November 06, 1987|THOMAS K. ARNOLD

SAN DIEGO — When San Diego Symphony musicians went on strike last season, Ron Robboy suddenly found himself without a job.

So the cellist decided that was as good a time as any to assemble a Jewish klezmer band similar to the one he had founded eight years earlier and had kept going until 1984, when it became clear to him that "the chemistry in the band was no longer what it once had been."

Like the original Big Jewish Band, which performed regularly at San Diego area coffeehouses, synagogues and Jewish community centers, Robboy's Jewish Orchestra is a modernized version of the traditional klezmer bands of Eastern Europe that played dance music at Yiddish weddings and festivals.

"People think of klezmer music as a centuries-old tradition, but it didn't actually acquire the sound we know today until the 1820s, when Jews serving in the Russian army started bringing back trumpets and clarinets," said Robboy, whose current band's next appearance is Saturday at the Old Time Cafe in Encinitas.

"Before that, the only instruments used were the violin, the flute, the cello, the bass, and, most importantly, the tsimbal, which is similar to the hammer dulcimer," he said.

"And klezmer's peak wasn't until the early part of the 20th Century, a period that abruptly ended with World War II, when the Jewish communities of Europe were all but wiped out."

Robboy, 37, said his main purpose in forming both the Big Jewish Band and Robboy's Jewish Orchestra was to introduce San Diego audiences "to my own musical heritage."

But with the addition of two singers, Deborah Davis and Phil Shopoff, to a seven-piece instrumental core, he said, the new, improved model is a lot more vocally oriented than the first.

As a result, Robboy's Jewish Orchestra is also able to introduce local audiences to another side of its creator's musical heritage: the songs of the Yiddish theatrical and vaudeville scene that thrived on New York's Lower East Side during the 1920s and '30s.

"In the early years of this century, every ethnic group that emigrated from Europe to the United States, particularly to New York City, developed its own cultural scene," Robboy said.

"And the body of work produced in the inner-city Yiddish communities includes a particularly vibrant range of material, from musical revues and operettas to serious dramas and operas.

"For a long time, this music was basically disregarded by serious musicians and Jewish high-art purists.
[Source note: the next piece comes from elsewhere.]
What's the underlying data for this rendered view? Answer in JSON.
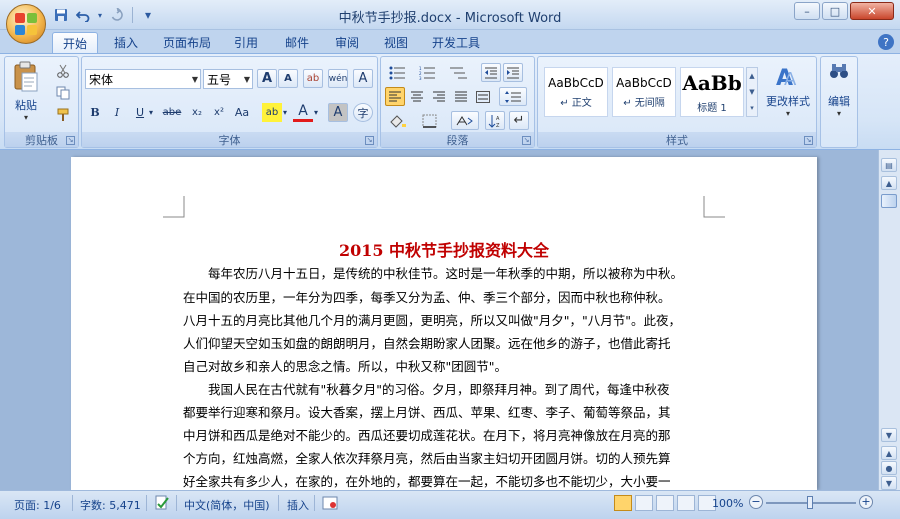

But now, people are finally starting to realize the meaning it had in Yiddish-American culture, and what it still has to offer today."

Robboy's Jewish Orchestra intersperses songs from that era with Eastern European klezmer instrumentals. Among the songs are "Papirosn," a teary ballad about an orphan peddling cigarettes "on the street, in the rain," Robboy said, and "Bei Mir Bist du Schon," a No. 1 hit for the Andrews Sisters in 1938.
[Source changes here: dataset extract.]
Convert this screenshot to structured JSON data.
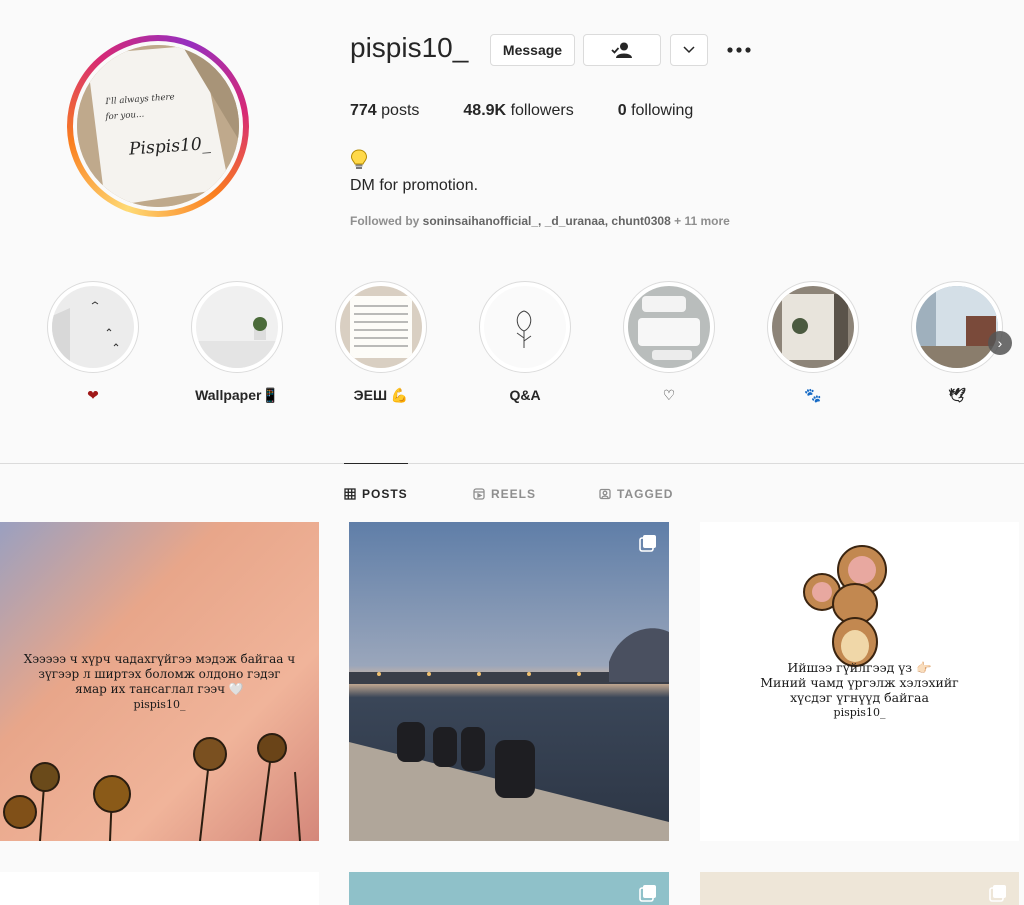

"That song was originally written, in Yiddish, by two Jewish songwriters for a Brooklyn musical at the height of the Great Depression," Robboy said. "After printing an initial sheet-music run of maybe 10,000 copies, they sold the rights for just $30 to Sammy Cahn.
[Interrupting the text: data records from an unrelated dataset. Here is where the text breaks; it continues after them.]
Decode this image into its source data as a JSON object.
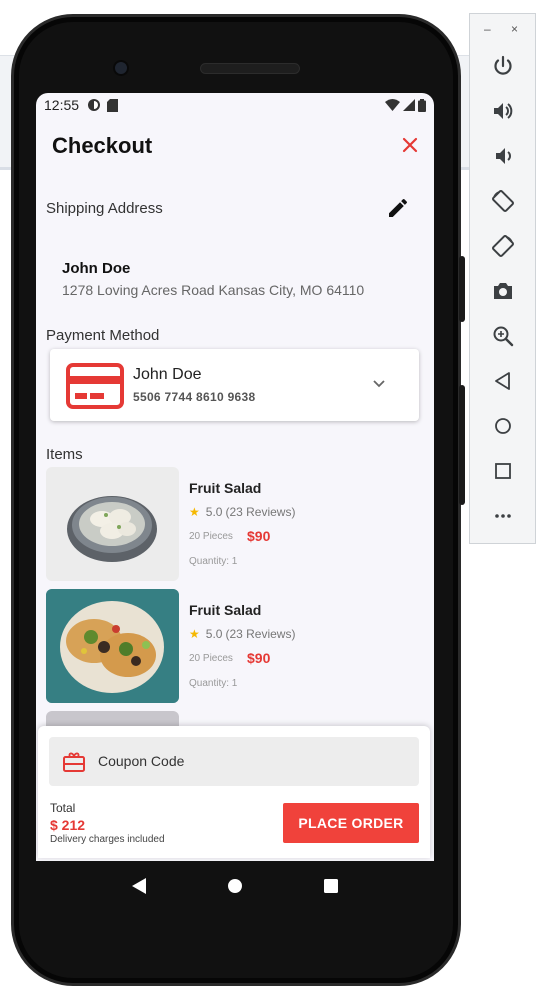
{
  "status_bar": {
    "time": "12:55"
  },
  "header": {
    "title": "Checkout"
  },
  "shipping": {
    "label": "Shipping Address",
    "name": "John Doe",
    "address": "1278 Loving Acres Road Kansas City, MO 64110"
  },
  "payment": {
    "label": "Payment Method",
    "holder": "John Doe",
    "card_number": "5506 7744 8610 9638"
  },
  "items": {
    "label": "Items",
    "list": [
      {
        "name": "Fruit Salad",
        "rating": "5.0",
        "reviews": "(23 Reviews)",
        "pieces": "20 Pieces",
        "price": "$90",
        "quantity": "Quantity: 1"
      },
      {
        "name": "Fruit Salad",
        "rating": "5.0",
        "reviews": "(23 Reviews)",
        "pieces": "20 Pieces",
        "price": "$90",
        "quantity": "Quantity: 1"
      }
    ]
  },
  "coupon": {
    "label": "Coupon Code"
  },
  "summary": {
    "total_label": "Total",
    "total_value": "$ 212",
    "note": "Delivery charges included",
    "place_order": "PLACE ORDER"
  },
  "colors": {
    "accent": "#e53935",
    "button": "#f0423b",
    "star": "#f5b800",
    "screen_bg": "#f7f6fb"
  },
  "emulator_toolbar": {
    "window_controls": [
      "–",
      "×"
    ],
    "tools": [
      "power-icon",
      "volume-up-icon",
      "volume-down-icon",
      "rotate-left-icon",
      "rotate-right-icon",
      "camera-icon",
      "zoom-icon",
      "back-icon",
      "home-icon",
      "overview-icon",
      "more-icon"
    ]
  }
}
"Cahn wrote English lyrics for the song and got the Andrews Sisters to record it. And when they released it in 1938, it went straight to No. 1. Their hit was a swing version; the original version, which is the version we play, is this kind of maudlin Yiddish theater song."

In the nearly three years between the break-up of Robboy's first klezmer band and the formation of his new one, he said, he has spent a fair amount of time studying Jewish history and culture.

"And while the superficial reason for starting up a klezmer band again was that I was out of work, the real reason was that I seemed to be surrounding myself with Yiddish music no matter what," Robboy said.

"In my spare time, if I wasn't playing it, I was listening to it, and if I wasn't listening to it, I was reading about it. Somehow, it's the impulse for making music in me.

"So when the symphony went on strike, I just felt the moment was right. The musicians I wanted to work with were ready, I made contact with two new singers, and it all sort of clicked."